In the green parameter region, any increase in mutation rate reduces the cumulative mutant virus load and is therefore evolutionarily safe. In the red shaded region, we indicate the minimum fold increase in mutation rate that is required to reduce the cumulative mutant load. Contour lines for 3-fold and 10-fold increase are shown. (A) Treatment starts at peak virus load. (B) Treatment starts at infection. Parameters: b = 7.61 per day, a₀ = 3 per day, n = 1, T = 5 days, u₀ = 10⁻⁶ per bp. The code used to generate this figure can be found at DOI: 10.5281/zenodo.8017992.

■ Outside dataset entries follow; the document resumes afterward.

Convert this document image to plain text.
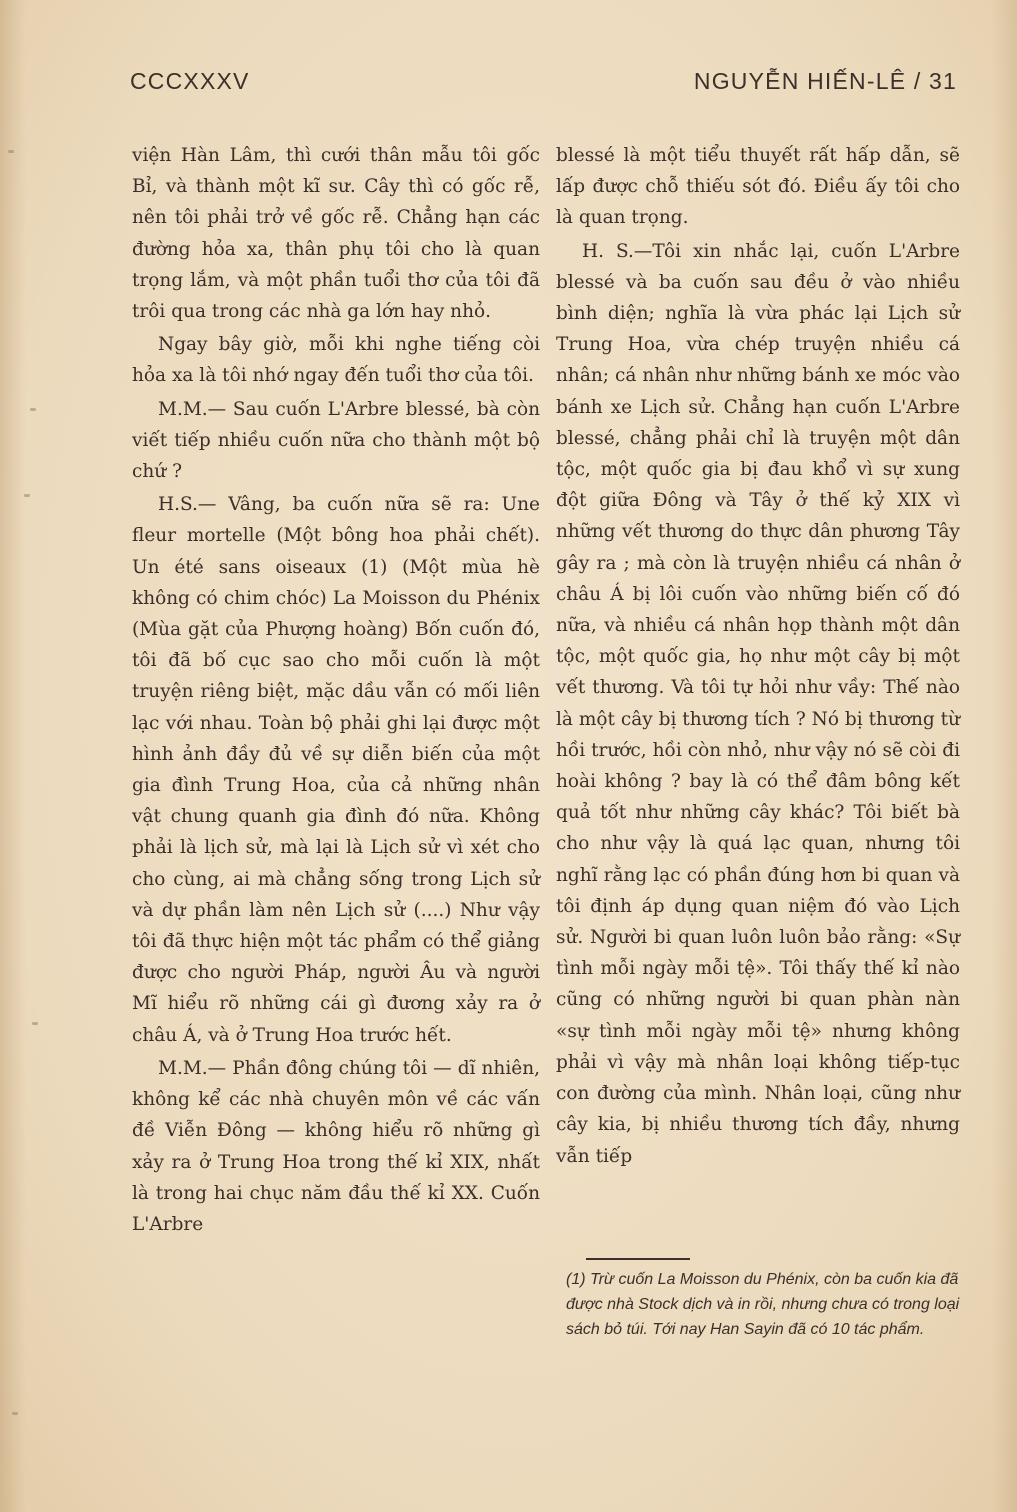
CCCXXXV	NGUYỄN HIẾN-LÊ / 31

viện Hàn Lâm, thì cưới thân mẫu tôi gốc Bỉ, và thành một kĩ sư. Cây thì có gốc rễ, nên tôi phải trở về gốc rễ. Chẳng hạn các đường hỏa xa, thân phụ tôi cho là quan trọng lắm, và một phần tuổi thơ của tôi đã trôi qua trong các nhà ga lớn hay nhỏ.

Ngay bây giờ, mỗi khi nghe tiếng còi hỏa xa là tôi nhớ ngay đến tuổi thơ của tôi.

M.M.— Sau cuốn L'Arbre blessé, bà còn viết tiếp nhiều cuốn nữa cho thành một bộ chứ ?

H.S.— Vâng, ba cuốn nữa sẽ ra: Une fleur mortelle (Một bông hoa phải chết). Un été sans oiseaux (1) (Một mùa hè không có chim chóc) La Moisson du Phénix (Mùa gặt của Phượng hoàng) Bốn cuốn đó, tôi đã bố cục sao cho mỗi cuốn là một truyện riêng biệt, mặc dầu vẫn có mối liên lạc với nhau. Toàn bộ phải ghi lại được một hình ảnh đầy đủ về sự diễn biến của một gia đình Trung Hoa, của cả những nhân vật chung quanh gia đình đó nữa. Không phải là lịch sử, mà lại là Lịch sử vì xét cho cho cùng, ai mà chẳng sống trong Lịch sử và dự phần làm nên Lịch sử (....) Như vậy tôi đã thực hiện một tác phẩm có thể giảng được cho người Pháp, người Âu và người Mĩ hiểu rõ những cái gì đương xảy ra ở châu Á, và ở Trung Hoa trước hết.

M.M.— Phần đông chúng tôi — dĩ nhiên, không kể các nhà chuyên môn về các vấn đề Viễn Đông — không hiểu rõ những gì xảy ra ở Trung Hoa trong thế kỉ XIX, nhất là trong hai chục năm đầu thế kỉ XX. Cuốn L'Arbre

blessé là một tiểu thuyết rất hấp dẫn, sẽ lấp được chỗ thiếu sót đó. Điều ấy tôi cho là quan trọng.

H. S.—Tôi xin nhắc lại, cuốn L'Arbre blessé và ba cuốn sau đều ở vào nhiều bình diện; nghĩa là vừa phác lại Lịch sử Trung Hoa, vừa chép truyện nhiều cá nhân; cá nhân như những bánh xe móc vào bánh xe Lịch sử. Chẳng hạn cuốn L'Arbre blessé, chẳng phải chỉ là truyện một dân tộc, một quốc gia bị đau khổ vì sự xung đột giữa Đông và Tây ở thế kỷ XIX vì những vết thương do thực dân phương Tây gây ra ; mà còn là truyện nhiều cá nhân ở châu Á bị lôi cuốn vào những biến cố đó nữa, và nhiều cá nhân họp thành một dân tộc, một quốc gia, họ như một cây bị một vết thương. Và tôi tự hỏi như vầy: Thế nào là một cây bị thương tích ? Nó bị thương từ hồi trước, hồi còn nhỏ, như vậy nó sẽ còi đi hoài không ? bay là có thể đâm bông kết quả tốt như những cây khác? Tôi biết bà cho như vậy là quá lạc quan, nhưng tôi nghĩ rằng lạc có phần đúng hơn bi quan và tôi định áp dụng quan niệm đó vào Lịch sử. Người bi quan luôn luôn bảo rằng: «Sự tình mỗi ngày mỗi tệ». Tôi thấy thế kỉ nào cũng có những người bi quan phàn nàn «sự tình mỗi ngày mỗi tệ» nhưng không phải vì vậy mà nhân loại không tiếp-tục con đường của mình. Nhân loại, cũng như cây kia, bị nhiều thương tích đầy, nhưng vẫn tiếp

(1) Trừ cuốn La Moisson du Phénix, còn ba cuốn kia đã được nhà Stock dịch và in rồi, nhưng chưa có trong loại sách bỏ túi. Tới nay Han Sayin đã có 10 tác phẩm.
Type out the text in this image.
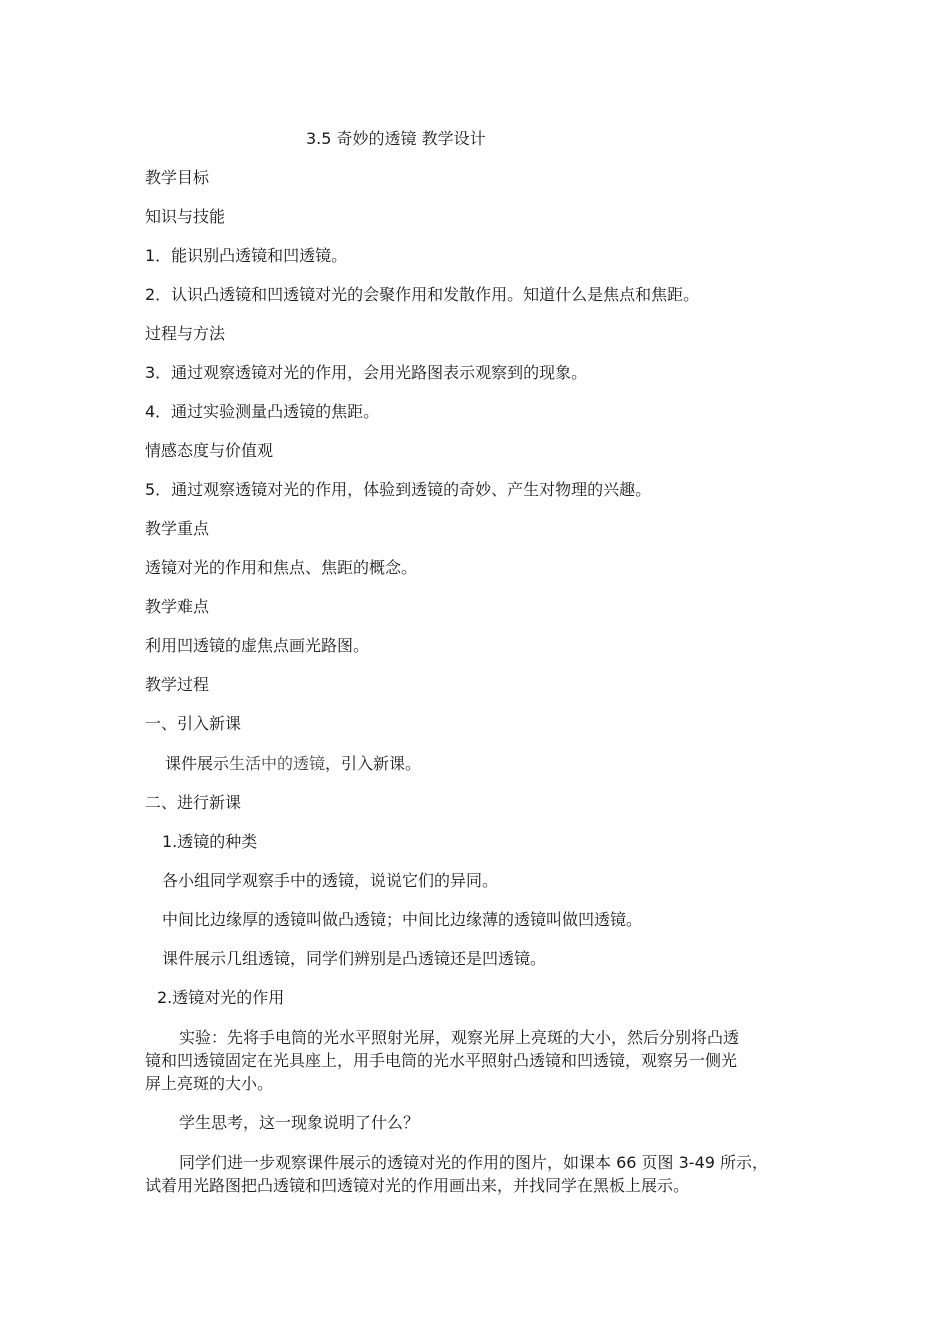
3.5 奇妙的透镜 教学设计
教学目标
知识与技能
1．能识别凸透镜和凹透镜。
2．认识凸透镜和凹透镜对光的会聚作用和发散作用。知道什么是焦点和焦距。
过程与方法
3．通过观察透镜对光的作用，会用光路图表示观察到的现象。
4．通过实验测量凸透镜的焦距。
情感态度与价值观
5．通过观察透镜对光的作用，体验到透镜的奇妙、产生对物理的兴趣。
教学重点
透镜对光的作用和焦点、焦距的概念。
教学难点
利用凹透镜的虚焦点画光路图。
教学过程
一、引入新课
课件展示生活中的透镜，引入新课。
二、进行新课
1.透镜的种类
各小组同学观察手中的透镜，说说它们的异同。
中间比边缘厚的透镜叫做凸透镜；中间比边缘薄的透镜叫做凹透镜。
课件展示几组透镜，同学们辨别是凸透镜还是凹透镜。
2.透镜对光的作用
实验：先将手电筒的光水平照射光屏，观察光屏上亮斑的大小，然后分别将凸透
镜和凹透镜固定在光具座上，用手电筒的光水平照射凸透镜和凹透镜，观察另一侧光
屏上亮斑的大小。
学生思考，这一现象说明了什么？
同学们进一步观察课件展示的透镜对光的作用的图片，如课本 66 页图 3-49 所示，
试着用光路图把凸透镜和凹透镜对光的作用画出来，并找同学在黑板上展示。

Fig 4. ERF for a grid of parameters.

For each pair of parameters, we numerically compute the ERF for a range of values, while all other parameters are fixed. We observe that the value of n has little effect on the ERF. Evolutionary risk factors above 1 are only observed for low values of the number of lethal positions, m. The ERF decreases with early treatment, high viral mutation rate under treatment, and large number of lethal positions. Initial condition: x₀ = 1 and y₀ = 0. The code used to generate this figure can be found at DOI: 10.5281/zenodo.8017992. ERF, evolutionary risk factor.

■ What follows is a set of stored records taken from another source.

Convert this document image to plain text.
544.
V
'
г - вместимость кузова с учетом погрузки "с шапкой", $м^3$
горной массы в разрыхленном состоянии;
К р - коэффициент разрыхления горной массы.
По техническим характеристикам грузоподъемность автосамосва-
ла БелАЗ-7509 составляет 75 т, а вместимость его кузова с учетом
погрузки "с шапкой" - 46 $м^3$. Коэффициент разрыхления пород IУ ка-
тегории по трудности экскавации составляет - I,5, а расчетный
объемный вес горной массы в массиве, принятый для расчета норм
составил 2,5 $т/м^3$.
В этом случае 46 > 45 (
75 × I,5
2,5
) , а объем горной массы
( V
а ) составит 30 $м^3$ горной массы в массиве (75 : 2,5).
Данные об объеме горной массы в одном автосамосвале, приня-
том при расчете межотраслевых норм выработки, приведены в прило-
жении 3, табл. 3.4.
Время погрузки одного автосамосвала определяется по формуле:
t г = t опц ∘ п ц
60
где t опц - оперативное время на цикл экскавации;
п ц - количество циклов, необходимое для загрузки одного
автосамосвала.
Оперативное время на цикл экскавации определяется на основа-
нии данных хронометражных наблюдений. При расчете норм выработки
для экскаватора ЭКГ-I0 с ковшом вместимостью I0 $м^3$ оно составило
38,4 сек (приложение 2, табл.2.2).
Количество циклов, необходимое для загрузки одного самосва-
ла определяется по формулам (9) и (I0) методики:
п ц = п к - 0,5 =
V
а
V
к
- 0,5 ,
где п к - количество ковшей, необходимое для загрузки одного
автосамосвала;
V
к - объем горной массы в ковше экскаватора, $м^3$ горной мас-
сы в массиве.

Fig 5. The ERF versus the number, n, of positions in the viral genome giving rise to concerning (or viable) mutations.

The ERF of mutagenic treatment is the ratio of the cumulative mutant virus load with and without treatment. We explore all values of n subject to the constraint that m+n remains below the length of the SARS‑CoV‑2 genome. We observe that the ERF decreases as function of n. (A) Treatment starts at peak virus load. (B) Treatment starts at infection. Parameters: a₀ = 3 per day, b = 7.61 per day, u₀ = 10⁻⁶ per bp, u₁ = 3∙10⁻⁶ per bp, T = 5 days. Initial condition: x₀ = 1 and y₀ = 0. The code used to generate this figure can be found at DOI: 10.5281/zenodo.8017992. ERF, evolutionary risk factor; SARS‑CoV‑2, Severe Acute Respiratory Syndrome Coronavirus 2.